A student of mine once wrote an account of the Battles of Lexington and Concord in which he said, ``The Patriots gathered on hilltops and affronted the British as they came by.'' When I questioned the word ``affronted'' in such a context, he brought in the American Heritage Dictionary with its definition: ``to meet face to face defiantly; confront.'' Who was I to suggest that the dictionary might be giving a misleading impression about the meaning of the word?
Channing had status in his academic world; today's writing teacher at Harvard and elsewhere is usually a part-time instructor with no status at all. No Boylston Professor of Rhetoric in 50 years has condescended to teach composition. Today's writing teachers are the nomadic fruitpickers of academe, usually slipping into the institution to work at an isolated and even scorned task with scarcely any of the normal benefits of the professoriat, certainly with little hope of developing a career.
Channing read papers for 32 years and was revered by those who remembered him. At Harvard the part-time teacher can have a job for four years or, for outstanding service, for six. If she or he has the stamina to stay in the profession 32 years, she may have six or eight part-time jobs. But the chances are that by the time she learns to do the job well, she will leave for some more rewarding occupation such as driving a cab or welding.
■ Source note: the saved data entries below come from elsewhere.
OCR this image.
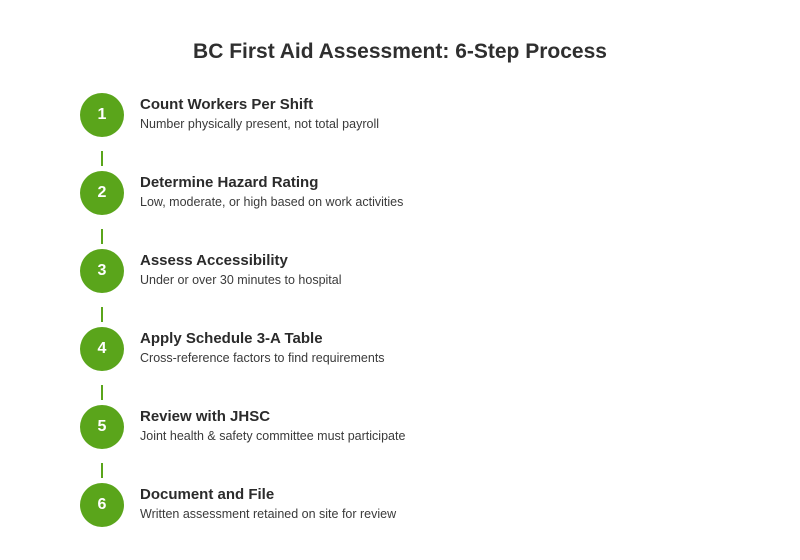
BC First Aid Assessment: 6-Step Process
1
Count Workers Per Shift
Number physically present, not total payroll
2
Determine Hazard Rating
Low, moderate, or high based on work activities
3
Assess Accessibility
Under or over 30 minutes to hospital
4
Apply Schedule 3-A Table
Cross-reference factors to find requirements
5
Review with JHSC
Joint health & safety committee must participate
6
Document and File
Written assessment retained on site for review
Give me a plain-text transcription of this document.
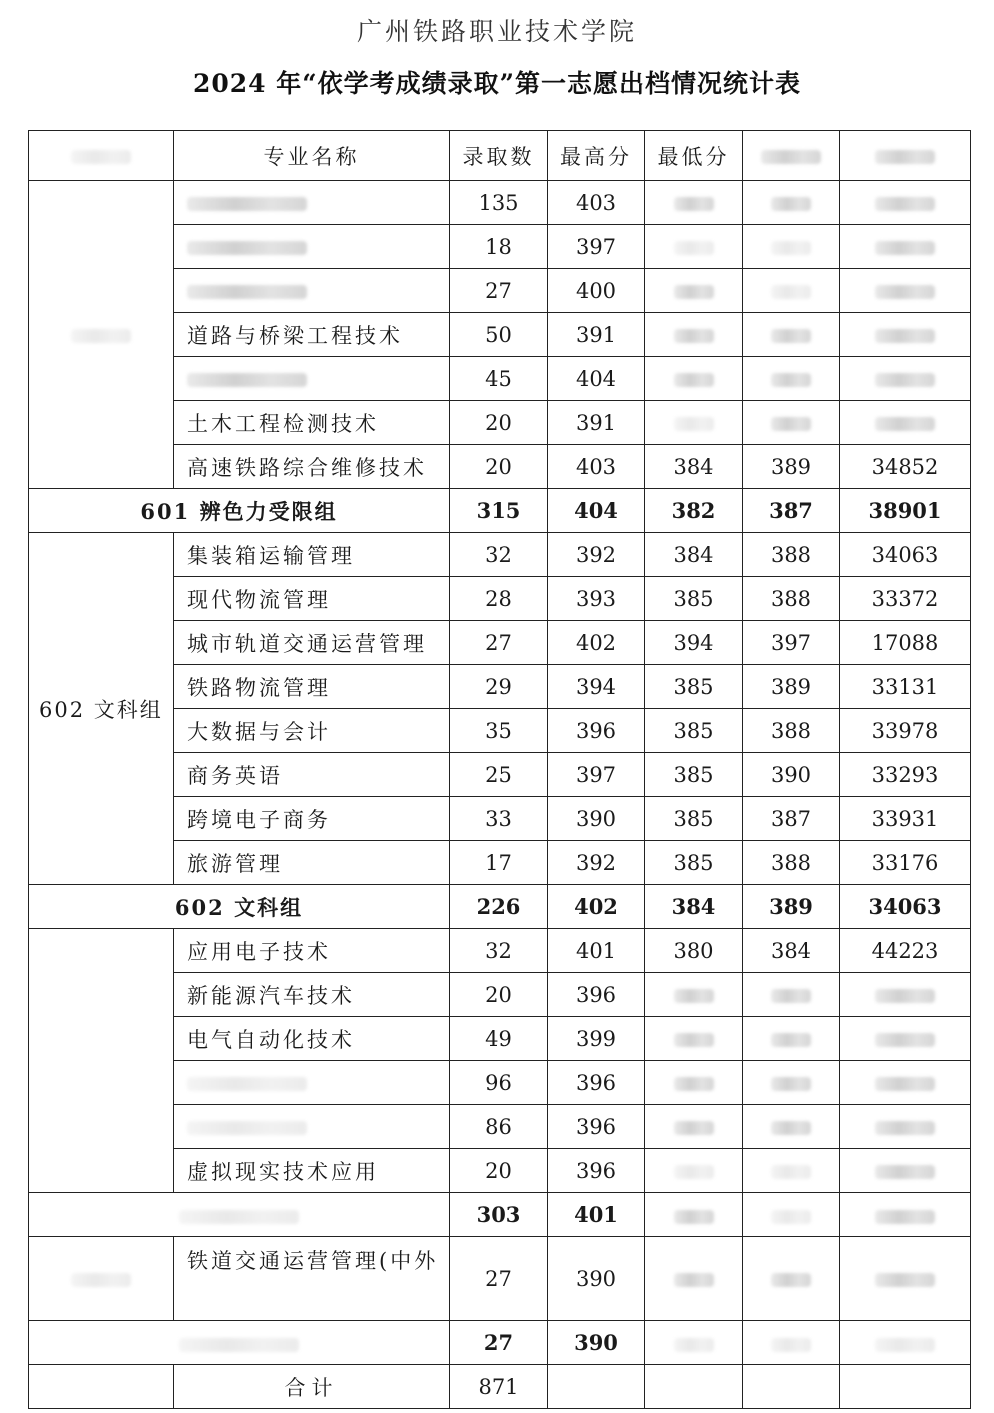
广州铁路职业技术学院
2024 年“依学考成绩录取”第一志愿出档情况统计表
	专业名称	录取数	最高分	最低分		
		135	403			
		18	397			
		27	400			
	道路与桥梁工程技术	50	391			
		45	404			
	土木工程检测技术	20	391			
	高速铁路综合维修技术	20	403	384	389	34852
601 辨色力受限组		315	404	382	387	38901
602 文科组	集装箱运输管理	32	392	384	388	34063
	现代物流管理	28	393	385	388	33372
	城市轨道交通运营管理	27	402	394	397	17088
	铁路物流管理	29	394	385	389	33131
	大数据与会计	35	396	385	388	33978
	商务英语	25	397	385	390	33293
	跨境电子商务	33	390	385	387	33931
	旅游管理	17	392	385	388	33176
602 文科组		226	402	384	389	34063
	应用电子技术	32	401	380	384	44223
	新能源汽车技术	20	396			
	电气自动化技术	49	399			
		96	396			
		86	396			
	虚拟现实技术应用	20	396			
		303	401			
	铁道交通运营管理(中外	27	390			
		27	390			
	合计	871				
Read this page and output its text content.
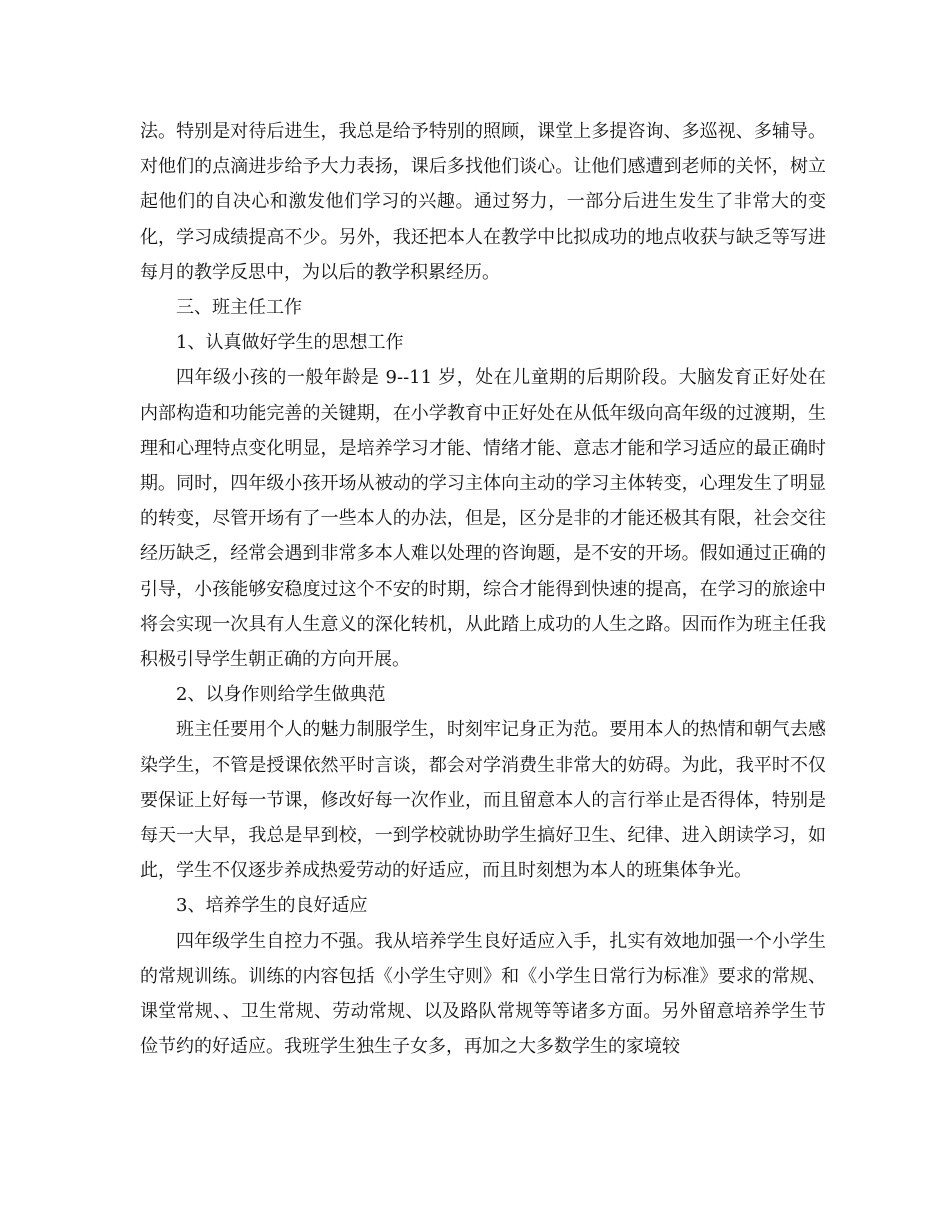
法。特别是对待后进生，我总是给予特别的照顾，课堂上多提咨询、多巡视、多辅导。对他们的点滴进步给予大力表扬，课后多找他们谈心。让他们感遭到老师的关怀，树立起他们的自决心和激发他们学习的兴趣。通过努力，一部分后进生发生了非常大的变化，学习成绩提高不少。另外，我还把本人在教学中比拟成功的地点收获与缺乏等写进每月的教学反思中，为以后的教学积累经历。

三、班主任工作

1、认真做好学生的思想工作

四年级小孩的一般年龄是 9--11 岁，处在儿童期的后期阶段。大脑发育正好处在内部构造和功能完善的关键期，在小学教育中正好处在从低年级向高年级的过渡期，生理和心理特点变化明显，是培养学习才能、情绪才能、意志才能和学习适应的最正确时期。同时，四年级小孩开场从被动的学习主体向主动的学习主体转变，心理发生了明显的转变，尽管开场有了一些本人的办法，但是，区分是非的才能还极其有限，社会交往经历缺乏，经常会遇到非常多本人难以处理的咨询题，是不安的开场。假如通过正确的引导，小孩能够安稳度过这个不安的时期，综合才能得到快速的提高，在学习的旅途中将会实现一次具有人生意义的深化转机，从此踏上成功的人生之路。因而作为班主任我积极引导学生朝正确的方向开展。

2、以身作则给学生做典范

班主任要用个人的魅力制服学生，时刻牢记身正为范。要用本人的热情和朝气去感染学生，不管是授课依然平时言谈，都会对学消费生非常大的妨碍。为此，我平时不仅要保证上好每一节课，修改好每一次作业，而且留意本人的言行举止是否得体，特别是每天一大早，我总是早到校，一到学校就协助学生搞好卫生、纪律、进入朗读学习，如此，学生不仅逐步养成热爱劳动的好适应，而且时刻想为本人的班集体争光。

3、培养学生的良好适应

四年级学生自控力不强。我从培养学生良好适应入手，扎实有效地加强一个小学生的常规训练。训练的内容包括《小学生守则》和《小学生日常行为标准》要求的常规、课堂常规、、卫生常规、劳动常规、以及路队常规等等诸多方面。另外留意培养学生节俭节约的好适应。我班学生独生子女多，再加之大多数学生的家境较
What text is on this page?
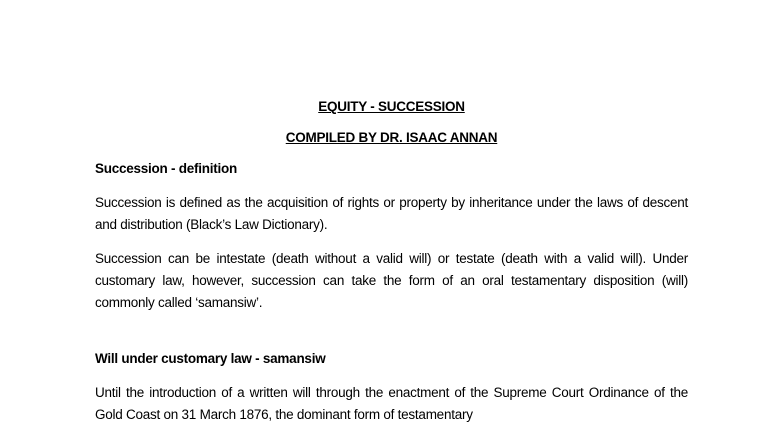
EQUITY - SUCCESSION
COMPILED BY DR. ISAAC ANNAN
Succession - definition

Succession is defined as the acquisition of rights or property by inheritance under the laws of descent and distribution (Black’s Law Dictionary).

Succession can be intestate (death without a valid will) or testate (death with a valid will). Under customary law, however, succession can take the form of an oral testamentary disposition (will) commonly called ‘samansiw’.

Will under customary law - samansiw

Until the introduction of a written will through the enactment of the Supreme Court Ordinance of the Gold Coast on 31 March 1876, the dominant form of testamentary
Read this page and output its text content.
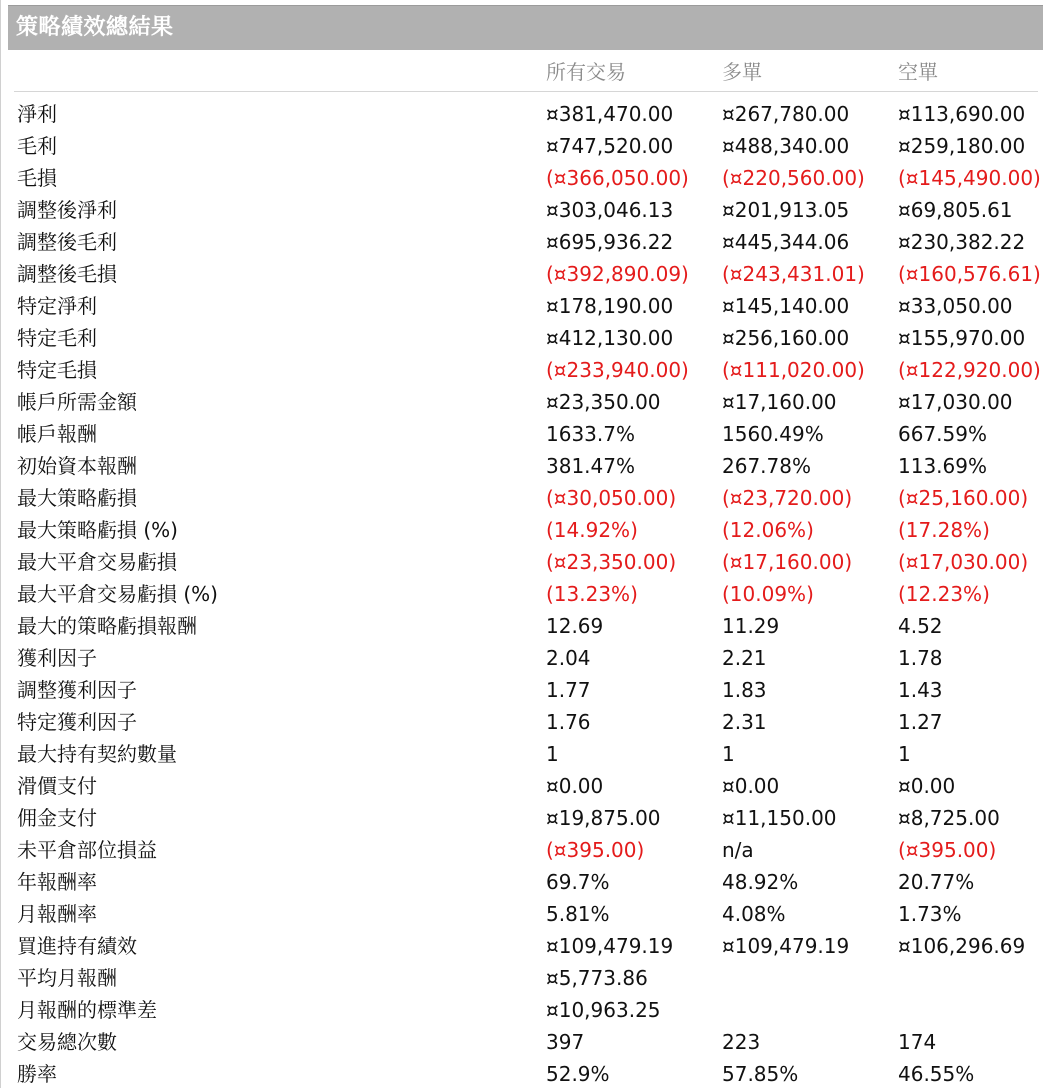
策略績效總結果
所有交易	多單	空單
淨利	¤381,470.00 ¤267,780.00 ¤113,690.00
毛利	¤747,520.00 ¤488,340.00 ¤259,180.00
毛損	(¤366,050.00) (¤220,560.00) (¤145,490.00)
調整後淨利	¤303,046.13 ¤201,913.05 ¤69,805.61
調整後毛利	¤695,936.22 ¤445,344.06 ¤230,382.22
調整後毛損	(¤392,890.09) (¤243,431.01) (¤160,576.61)
特定淨利	¤178,190.00 ¤145,140.00 ¤33,050.00
特定毛利	¤412,130.00 ¤256,160.00 ¤155,970.00
特定毛損	(¤233,940.00) (¤111,020.00) (¤122,920.00)
帳戶所需金額	¤23,350.00	¤17,160.00	¤17,030.00
帳戶報酬	1633.7%	1560.49%	667.59%
初始資本報酬	381.47%	267.78%	113.69%
最大策略虧損	(¤30,050.00) (¤23,720.00) (¤25,160.00)
最大策略虧損 (%)	(14.92%)	(12.06%)	(17.28%)
最大平倉交易虧損	(¤23,350.00) (¤17,160.00) (¤17,030.00)
最大平倉交易虧損 (%)	(13.23%)	(10.09%)	(12.23%)
最大的策略虧損報酬	12.69	11.29	4.52
獲利因子	2.04	2.21	1.78
調整獲利因子	1.77	1.83	1.43
特定獲利因子	1.76	2.31	1.27
最大持有契約數量	1	1	1
滑價支付	¤0.00	¤0.00	¤0.00
佣金支付	¤19,875.00	¤11,150.00	¤8,725.00
未平倉部位損益	(¤395.00)	n/a	(¤395.00)
年報酬率	69.7%	48.92%	20.77%
月報酬率	5.81%	4.08%	1.73%
買進持有績效	¤109,479.19 ¤109,479.19 ¤106,296.69
平均月報酬	¤5,773.86
月報酬的標準差	¤10,963.25
交易總次數	397	223	174
勝率	52.9%	57.85%	46.55%
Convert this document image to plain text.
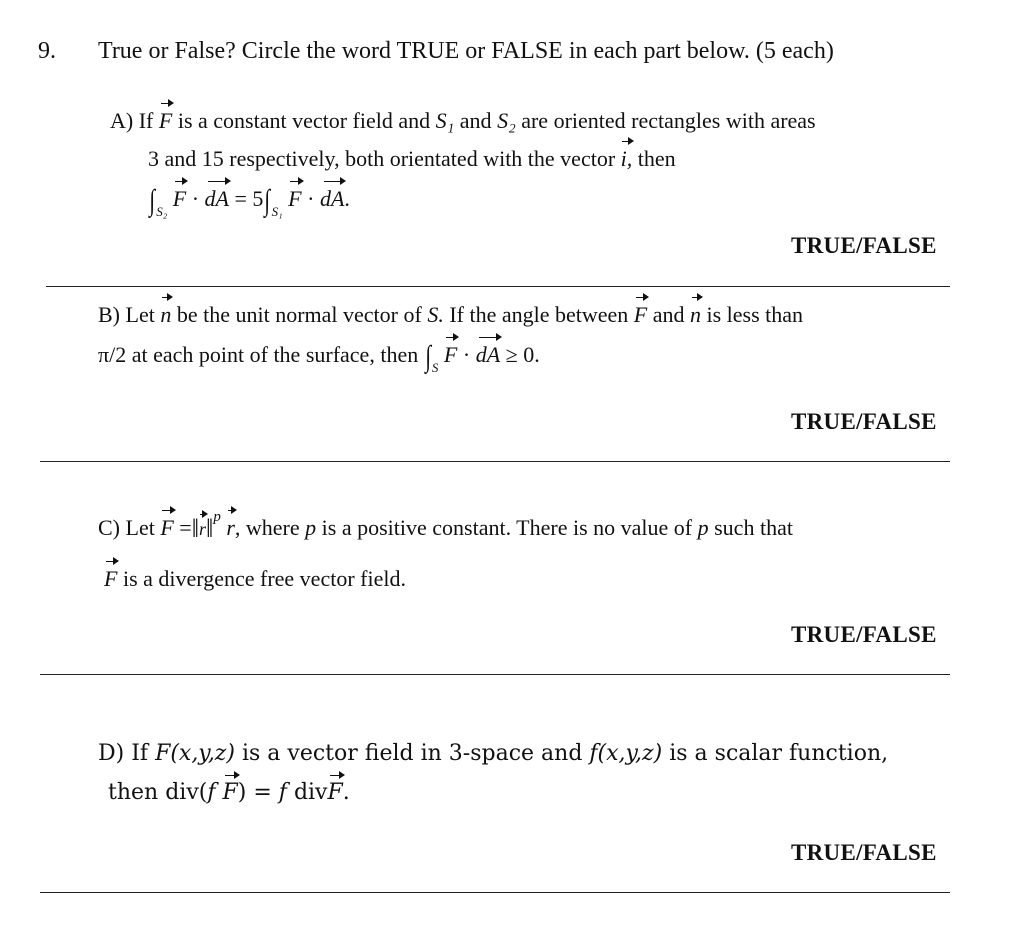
9. True or False? Circle the word TRUE or FALSE in each part below. (5 each)
A) If F is a constant vector field and S₁ and S₂ are oriented rectangles with areas
3 and 15 respectively, both orientated with the vector i, then
$\int_{S_2}$ F · dA = $5\int_{S_1}$ F · dA.
TRUE/FALSE
B) Let n be the unit normal vector of S. If the angle between F and n is less than
π/2 at each point of the surface, then $\int_S$ F · dA ≥ 0.
TRUE/FALSE
C) Let F =‖r‖$^p$ r, where p is a positive constant. There is no value of p such that
F is a divergence free vector field.
TRUE/FALSE
D) If F(x,y,z) is a vector field in 3-space and f(x,y,z) is a scalar function,
then div(f F) = f divF.
TRUE/FALSE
Channing was able to require from each student 18 essays a year for three years, reading them with care. Today a student can get through Harvard and most other schools by writing as little as 10 pages a semester.
The mood is changing. Harvard and other schools are taking the writing task more seriously and demanding more writing from students. No society in history has ever demanded more writing than ours, and all schools with any claim to excellence must respond to that demand.
The Expository Writing Program has been running an increasing number of workshops for other programs and departments to help section leaders read papers more critically and to comment on them more effectively. Writing must be a commitment of the entire institution, not merely the writing program.
The remarkable thing is that more than a century after Channing, many of us remain devoted to his ideal that writing is the core of a liberal education, and that any sacrifice is worthwhile to teach it.